IR policy

Basic Policy

Moriroku Holdings Company, Ltd. (hereinafter referred to as "the Company") will disclose accurate corporate information to all stakeholders, including shareholders and investors, in a timely and fair manner. The Company will also strive to communicate actively with our stakeholders and to ensure that the feedback we receive is appropriately reflected in our corporate activities.

Disclosures subject to this policy

This policy applies to the following disclosures.

Statutory disclosures

  • Disclosures in accordance with the Financial Instruments and Exchange Act
    Securities Reports, Semiannual Reports, Internal Control Reports, Extraordinary Reports, etc.
  • Disclosures in accordance with the Companies Act
    Business Reports, Financial Statements, Consolidated Financial Statements, etc.

Timely disclosures

  • Corporate decisions, facts which occurred, financial information, etc. for which the Tokyo Stock Exchange requires timely disclosure
  • Corporate governance reports, notices filed to the TSE regarding appointment of executives, etc.

Other disclosures

  • PR information not applicable to timely disclosure
  • Disclosure materials related to IR activities
  • Other voluntary disclosure materials

Information Disclosure System

The director in charge of Investors Relations is responsible for handling information, and the IR Department is the department in charge of the handling, and work with relevant departments to consolidate information, examine the need for disclosure, and prepare contents for disclosure.
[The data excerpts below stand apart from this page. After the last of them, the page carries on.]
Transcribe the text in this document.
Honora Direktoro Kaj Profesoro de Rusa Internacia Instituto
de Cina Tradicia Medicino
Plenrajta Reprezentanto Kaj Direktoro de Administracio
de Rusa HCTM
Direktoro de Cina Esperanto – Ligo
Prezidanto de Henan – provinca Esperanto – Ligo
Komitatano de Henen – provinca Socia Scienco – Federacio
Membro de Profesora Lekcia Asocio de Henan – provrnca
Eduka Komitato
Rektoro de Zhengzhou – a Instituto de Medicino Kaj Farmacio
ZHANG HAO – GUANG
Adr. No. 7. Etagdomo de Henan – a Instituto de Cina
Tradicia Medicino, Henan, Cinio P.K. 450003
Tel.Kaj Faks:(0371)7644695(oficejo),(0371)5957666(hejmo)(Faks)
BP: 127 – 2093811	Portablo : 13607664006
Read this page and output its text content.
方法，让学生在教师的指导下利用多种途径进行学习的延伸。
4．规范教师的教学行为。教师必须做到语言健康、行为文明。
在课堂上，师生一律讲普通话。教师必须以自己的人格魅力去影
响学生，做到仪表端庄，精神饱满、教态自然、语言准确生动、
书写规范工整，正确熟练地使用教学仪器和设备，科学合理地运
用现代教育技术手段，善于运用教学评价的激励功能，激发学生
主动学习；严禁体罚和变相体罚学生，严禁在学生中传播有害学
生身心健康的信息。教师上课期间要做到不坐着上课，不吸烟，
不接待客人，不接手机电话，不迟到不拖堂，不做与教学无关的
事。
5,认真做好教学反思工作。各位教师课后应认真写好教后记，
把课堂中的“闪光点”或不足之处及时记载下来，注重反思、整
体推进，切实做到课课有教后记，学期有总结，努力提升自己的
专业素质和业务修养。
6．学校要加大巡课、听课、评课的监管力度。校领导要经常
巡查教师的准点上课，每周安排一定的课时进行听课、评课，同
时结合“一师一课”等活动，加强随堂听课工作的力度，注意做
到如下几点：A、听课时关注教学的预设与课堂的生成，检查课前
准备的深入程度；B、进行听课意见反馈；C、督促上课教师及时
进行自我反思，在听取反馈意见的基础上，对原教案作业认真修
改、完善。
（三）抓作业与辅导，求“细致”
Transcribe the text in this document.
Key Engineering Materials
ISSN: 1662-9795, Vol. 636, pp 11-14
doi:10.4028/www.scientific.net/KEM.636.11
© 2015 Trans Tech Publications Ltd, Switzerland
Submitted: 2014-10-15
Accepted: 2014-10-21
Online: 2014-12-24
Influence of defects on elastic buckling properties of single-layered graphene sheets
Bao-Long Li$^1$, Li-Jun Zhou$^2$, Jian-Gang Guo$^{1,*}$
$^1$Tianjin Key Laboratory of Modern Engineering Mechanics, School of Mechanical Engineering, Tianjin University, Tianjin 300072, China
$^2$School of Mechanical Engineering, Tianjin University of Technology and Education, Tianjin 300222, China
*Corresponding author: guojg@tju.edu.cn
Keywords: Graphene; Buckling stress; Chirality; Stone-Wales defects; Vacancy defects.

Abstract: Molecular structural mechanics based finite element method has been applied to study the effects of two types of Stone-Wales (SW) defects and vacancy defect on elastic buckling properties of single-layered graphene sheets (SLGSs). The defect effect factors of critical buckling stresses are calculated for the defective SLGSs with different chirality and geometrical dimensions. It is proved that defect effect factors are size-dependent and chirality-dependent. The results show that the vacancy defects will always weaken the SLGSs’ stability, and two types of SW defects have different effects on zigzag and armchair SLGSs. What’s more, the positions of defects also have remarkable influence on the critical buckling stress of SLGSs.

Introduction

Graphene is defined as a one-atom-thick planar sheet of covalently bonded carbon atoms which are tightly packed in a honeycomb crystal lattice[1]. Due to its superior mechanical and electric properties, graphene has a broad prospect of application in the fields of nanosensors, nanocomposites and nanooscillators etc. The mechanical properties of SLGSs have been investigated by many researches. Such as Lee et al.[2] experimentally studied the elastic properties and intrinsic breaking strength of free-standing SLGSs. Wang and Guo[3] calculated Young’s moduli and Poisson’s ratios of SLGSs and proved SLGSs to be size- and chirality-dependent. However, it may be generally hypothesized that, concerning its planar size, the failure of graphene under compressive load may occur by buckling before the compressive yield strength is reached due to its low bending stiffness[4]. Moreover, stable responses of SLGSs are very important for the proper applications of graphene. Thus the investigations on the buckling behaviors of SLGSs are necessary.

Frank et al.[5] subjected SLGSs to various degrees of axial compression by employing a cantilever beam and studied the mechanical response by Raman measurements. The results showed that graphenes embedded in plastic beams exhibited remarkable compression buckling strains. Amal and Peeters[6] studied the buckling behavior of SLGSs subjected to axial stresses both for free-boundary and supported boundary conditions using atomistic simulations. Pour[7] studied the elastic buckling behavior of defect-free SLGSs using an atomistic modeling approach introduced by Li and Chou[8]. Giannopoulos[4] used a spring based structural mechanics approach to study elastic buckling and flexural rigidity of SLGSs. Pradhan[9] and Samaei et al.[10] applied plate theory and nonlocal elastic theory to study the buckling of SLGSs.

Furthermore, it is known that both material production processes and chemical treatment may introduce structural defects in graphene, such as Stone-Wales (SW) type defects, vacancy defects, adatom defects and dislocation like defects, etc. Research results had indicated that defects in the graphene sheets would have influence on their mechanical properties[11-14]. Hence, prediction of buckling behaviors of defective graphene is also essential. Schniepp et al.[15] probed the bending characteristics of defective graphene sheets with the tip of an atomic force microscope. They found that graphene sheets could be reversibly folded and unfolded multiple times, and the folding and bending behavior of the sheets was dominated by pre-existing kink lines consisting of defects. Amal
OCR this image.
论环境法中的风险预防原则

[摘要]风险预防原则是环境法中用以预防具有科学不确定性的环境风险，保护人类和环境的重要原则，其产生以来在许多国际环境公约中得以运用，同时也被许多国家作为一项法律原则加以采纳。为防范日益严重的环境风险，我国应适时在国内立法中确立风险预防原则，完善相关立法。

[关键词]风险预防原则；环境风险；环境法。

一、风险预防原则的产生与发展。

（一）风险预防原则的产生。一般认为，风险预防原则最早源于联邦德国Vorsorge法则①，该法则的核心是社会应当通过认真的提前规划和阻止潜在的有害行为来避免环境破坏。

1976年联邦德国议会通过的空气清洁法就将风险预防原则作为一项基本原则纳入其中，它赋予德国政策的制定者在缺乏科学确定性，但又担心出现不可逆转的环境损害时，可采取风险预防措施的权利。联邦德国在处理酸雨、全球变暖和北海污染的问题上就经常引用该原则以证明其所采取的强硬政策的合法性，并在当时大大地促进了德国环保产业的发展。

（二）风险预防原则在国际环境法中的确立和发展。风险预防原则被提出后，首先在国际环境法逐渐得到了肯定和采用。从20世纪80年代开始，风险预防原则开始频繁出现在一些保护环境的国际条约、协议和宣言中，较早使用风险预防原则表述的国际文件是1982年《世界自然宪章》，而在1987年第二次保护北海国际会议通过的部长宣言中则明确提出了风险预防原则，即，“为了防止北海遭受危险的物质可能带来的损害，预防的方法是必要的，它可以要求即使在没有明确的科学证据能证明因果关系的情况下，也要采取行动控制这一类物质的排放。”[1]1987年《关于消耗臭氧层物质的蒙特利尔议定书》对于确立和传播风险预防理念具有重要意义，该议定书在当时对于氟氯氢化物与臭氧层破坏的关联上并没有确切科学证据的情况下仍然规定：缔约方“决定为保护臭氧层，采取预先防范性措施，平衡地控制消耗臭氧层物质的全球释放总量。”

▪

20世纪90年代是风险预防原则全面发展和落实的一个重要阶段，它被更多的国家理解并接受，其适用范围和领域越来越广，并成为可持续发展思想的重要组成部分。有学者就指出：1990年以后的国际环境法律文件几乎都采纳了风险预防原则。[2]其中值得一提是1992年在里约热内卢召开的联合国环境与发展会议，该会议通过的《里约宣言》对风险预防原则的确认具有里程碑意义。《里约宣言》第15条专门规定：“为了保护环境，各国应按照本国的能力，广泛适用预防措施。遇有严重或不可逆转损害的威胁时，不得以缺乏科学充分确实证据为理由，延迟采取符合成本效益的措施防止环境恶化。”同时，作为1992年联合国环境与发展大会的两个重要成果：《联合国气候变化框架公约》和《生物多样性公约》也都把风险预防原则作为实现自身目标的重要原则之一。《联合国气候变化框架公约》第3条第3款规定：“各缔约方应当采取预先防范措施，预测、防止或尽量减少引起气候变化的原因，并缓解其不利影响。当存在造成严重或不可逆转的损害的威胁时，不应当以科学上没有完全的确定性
Information that falls under the category of timely disclosure will be disclosed through the Timely Disclosure Network (TDnet) provided by the Tokyo Stock Exchange and will also be promptly posted on the Company's website.

Disclosure System Chart

Spokespersons for IR activities

To ensure the accuracy of information and fairness of disclosure, in principle, directors, executive officers, and persons in charge of investor relations serve as spokespersons for IR activities conducted by the Company. In addition, officers and employees other than those mentioned above may also serve as spokespersons when necessary.

Policy for Constructive Dialogue with Shareholders

The director in charge of IR oversees and works with other members of management to enhance dialogue. In addition to disclosing information as required by law and regulations, the IR Department holds briefings for financial results and medium-term management plan, and discloses information on the company's website to promote understanding of the company's business situation and enhance dialogue. Feedback from dialogue is conveyed to the Board of Directors and operating companies to help with management decisions.

Quiet Period

In order to prevent leakage of financial information, the period between the end of each financial year and the announcement of financial results is designated as a quiet period, during which the Company can make no comments or answer questions on the relevant financial information.

Prevention of Insider Trading

The Company has established internal regulations for the appropriate management of important information relating to the Company and the prevention of insider trading. The Company promotes awareness and understanding of these regulations among all employees.